Ujwala Nikam

Personal information
- Born: 19 June 1958 (age 68) Pune, India
- Batting: Right-handed
- Bowling: Right-arm off-break

International information
- National side: India;
- Test debut (cap 8): 31 October 1976 v West Indies
- Last Test: 15 January 1977 v Australia
- ODI debut (cap 14): 5 January 1978 v New Zealand
- Last ODI: 8 January 1978 v Australia

Career statistics
| Competition | Test | ODI |
| Matches | 8 | 2 |
| Runs scored | 125 | 31 |
| Batting average | 10.41 | 15.50 |
| 100s/50s | 0/0 | 0/0 |
| Top score | 26 | 31 |
| Catches/stumpings | 2/– | 0/– |
- Source: CricketArchive, 14 September 2009

= Ujwala Nikam =

Indian cricketer (born 1958)

Ujwala Nikam (born 19 June 1958) is a former Test and One Day International cricketer who represented India.

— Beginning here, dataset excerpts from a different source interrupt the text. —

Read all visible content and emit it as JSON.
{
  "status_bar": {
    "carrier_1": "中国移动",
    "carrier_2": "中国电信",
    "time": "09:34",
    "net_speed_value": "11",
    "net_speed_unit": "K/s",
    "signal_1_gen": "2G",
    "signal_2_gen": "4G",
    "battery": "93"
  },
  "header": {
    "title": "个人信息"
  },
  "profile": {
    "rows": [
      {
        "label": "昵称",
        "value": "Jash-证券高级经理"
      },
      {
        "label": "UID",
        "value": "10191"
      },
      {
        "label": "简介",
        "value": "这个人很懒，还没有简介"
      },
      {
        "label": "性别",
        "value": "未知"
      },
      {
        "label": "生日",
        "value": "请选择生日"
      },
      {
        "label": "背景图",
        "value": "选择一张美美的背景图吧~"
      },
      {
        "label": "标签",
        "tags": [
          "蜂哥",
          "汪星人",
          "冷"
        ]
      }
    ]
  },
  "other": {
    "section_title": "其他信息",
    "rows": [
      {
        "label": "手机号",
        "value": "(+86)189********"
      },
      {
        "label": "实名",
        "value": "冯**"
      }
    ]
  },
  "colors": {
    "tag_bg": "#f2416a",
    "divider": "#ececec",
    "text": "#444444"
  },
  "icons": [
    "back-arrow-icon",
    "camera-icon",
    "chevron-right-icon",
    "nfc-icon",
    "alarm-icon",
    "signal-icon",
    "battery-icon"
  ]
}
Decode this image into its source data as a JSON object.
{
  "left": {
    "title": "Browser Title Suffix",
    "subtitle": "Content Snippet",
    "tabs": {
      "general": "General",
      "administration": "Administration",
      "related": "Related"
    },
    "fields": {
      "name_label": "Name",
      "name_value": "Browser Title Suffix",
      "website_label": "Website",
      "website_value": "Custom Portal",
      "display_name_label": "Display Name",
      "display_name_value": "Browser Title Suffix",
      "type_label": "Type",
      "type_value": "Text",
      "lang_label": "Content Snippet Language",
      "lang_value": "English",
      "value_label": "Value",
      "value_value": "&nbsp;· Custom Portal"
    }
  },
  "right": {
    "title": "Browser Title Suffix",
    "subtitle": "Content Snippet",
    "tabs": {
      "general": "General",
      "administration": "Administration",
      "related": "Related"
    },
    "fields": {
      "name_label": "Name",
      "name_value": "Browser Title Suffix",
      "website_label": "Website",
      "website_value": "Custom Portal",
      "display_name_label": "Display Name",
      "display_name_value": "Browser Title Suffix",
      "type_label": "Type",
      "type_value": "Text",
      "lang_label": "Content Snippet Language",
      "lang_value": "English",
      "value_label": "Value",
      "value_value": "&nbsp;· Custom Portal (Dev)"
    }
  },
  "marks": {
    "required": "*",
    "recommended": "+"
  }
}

She also represented Maharashtra women's cricket team in the domestic league. She played eight Test matches and two women's One Day Internationals, both in the 1978 Women's Cricket World Cup.
Ujwala was born in a middle-class family. Her father was a police inspector in the city of Pune. She attended Modern High School in that city.